The decision not to follow a U.S. Food and Drug Administration (FDA) 510(k) clearance pathway for its robot was one of the major pieces of information to come out of Johnson & Johnson’s earnings call.
Before the COVID-19 pandemic affected the U.S., the company had been planning to reveal its surgical robot plans in May. The medical technology giant has been working on combining technologies that came out of its previous Verb Surgical collaboration with Verily, a life-sciences unit of Google parent Alphabet Inc. — as well as its $3.4 billion purchase of Auris Health Inc. and its FDA-cleared Monarch platform.
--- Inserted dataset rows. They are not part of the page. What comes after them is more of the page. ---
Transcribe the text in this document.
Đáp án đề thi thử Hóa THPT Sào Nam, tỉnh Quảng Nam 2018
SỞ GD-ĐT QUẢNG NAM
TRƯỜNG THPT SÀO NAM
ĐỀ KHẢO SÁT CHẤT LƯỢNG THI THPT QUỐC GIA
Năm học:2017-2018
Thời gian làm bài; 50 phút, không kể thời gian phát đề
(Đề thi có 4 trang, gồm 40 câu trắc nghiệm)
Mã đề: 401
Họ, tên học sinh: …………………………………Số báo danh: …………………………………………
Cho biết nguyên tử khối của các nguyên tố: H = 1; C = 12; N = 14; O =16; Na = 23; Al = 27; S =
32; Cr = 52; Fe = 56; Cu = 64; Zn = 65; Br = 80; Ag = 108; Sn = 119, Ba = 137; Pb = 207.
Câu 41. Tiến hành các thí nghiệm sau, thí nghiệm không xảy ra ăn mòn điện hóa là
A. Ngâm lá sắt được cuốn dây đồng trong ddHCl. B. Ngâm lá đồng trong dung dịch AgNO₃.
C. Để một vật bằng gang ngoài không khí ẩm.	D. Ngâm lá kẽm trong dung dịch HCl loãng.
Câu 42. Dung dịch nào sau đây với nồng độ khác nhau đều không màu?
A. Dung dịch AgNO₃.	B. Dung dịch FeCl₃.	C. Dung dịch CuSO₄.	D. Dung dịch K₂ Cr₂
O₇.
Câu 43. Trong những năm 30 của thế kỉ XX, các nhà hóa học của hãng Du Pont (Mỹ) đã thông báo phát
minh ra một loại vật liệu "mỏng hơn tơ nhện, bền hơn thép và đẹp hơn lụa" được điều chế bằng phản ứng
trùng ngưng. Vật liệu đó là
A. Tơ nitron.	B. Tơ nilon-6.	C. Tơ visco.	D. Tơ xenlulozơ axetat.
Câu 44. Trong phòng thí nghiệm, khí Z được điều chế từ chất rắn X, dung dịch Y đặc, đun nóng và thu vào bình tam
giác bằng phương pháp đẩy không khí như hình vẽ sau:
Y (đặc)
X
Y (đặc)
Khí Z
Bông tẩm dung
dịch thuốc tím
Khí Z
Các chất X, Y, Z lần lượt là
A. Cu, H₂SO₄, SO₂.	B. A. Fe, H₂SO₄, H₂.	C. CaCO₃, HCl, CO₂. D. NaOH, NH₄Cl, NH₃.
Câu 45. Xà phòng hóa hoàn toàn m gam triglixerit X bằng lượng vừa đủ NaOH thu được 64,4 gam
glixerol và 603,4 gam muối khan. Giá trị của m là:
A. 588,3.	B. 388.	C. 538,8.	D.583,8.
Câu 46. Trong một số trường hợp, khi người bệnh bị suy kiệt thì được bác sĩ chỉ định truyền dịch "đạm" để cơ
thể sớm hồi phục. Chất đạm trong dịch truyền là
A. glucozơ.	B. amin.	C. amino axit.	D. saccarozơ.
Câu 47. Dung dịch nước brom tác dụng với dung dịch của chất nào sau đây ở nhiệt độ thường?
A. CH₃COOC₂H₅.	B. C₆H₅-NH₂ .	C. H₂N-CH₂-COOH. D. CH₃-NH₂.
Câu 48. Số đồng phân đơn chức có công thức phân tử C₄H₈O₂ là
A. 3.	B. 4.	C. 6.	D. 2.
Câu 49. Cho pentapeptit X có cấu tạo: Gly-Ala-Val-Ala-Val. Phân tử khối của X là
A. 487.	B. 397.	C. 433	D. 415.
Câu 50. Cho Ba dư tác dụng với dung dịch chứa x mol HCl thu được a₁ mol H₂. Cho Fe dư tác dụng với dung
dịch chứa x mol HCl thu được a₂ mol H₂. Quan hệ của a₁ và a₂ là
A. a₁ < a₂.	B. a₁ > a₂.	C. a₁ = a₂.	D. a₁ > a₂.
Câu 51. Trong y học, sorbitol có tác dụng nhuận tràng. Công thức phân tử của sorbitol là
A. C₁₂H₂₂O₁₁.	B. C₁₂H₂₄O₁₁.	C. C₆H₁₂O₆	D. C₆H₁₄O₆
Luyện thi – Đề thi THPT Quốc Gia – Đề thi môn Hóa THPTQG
Johnson & Johnson, others pursue robot surgery market
“We continue to be impressed by the technology advancements we’re seeing with both the Verb and Verily and the Auris combination,” said Alex Gorsky, CEO of J&J, during the quarterly earnings call. Our teams are making very good progress as we speak. … And we’ll be providing you some further updates regarding a more focused digital review in the coming months.”
Development of surgical robotics systems is challenging from both technology and regulatory perspectives. Titan Medical Inc. this week announced that it is resuming development of its Sport system after delays while it searched for funding.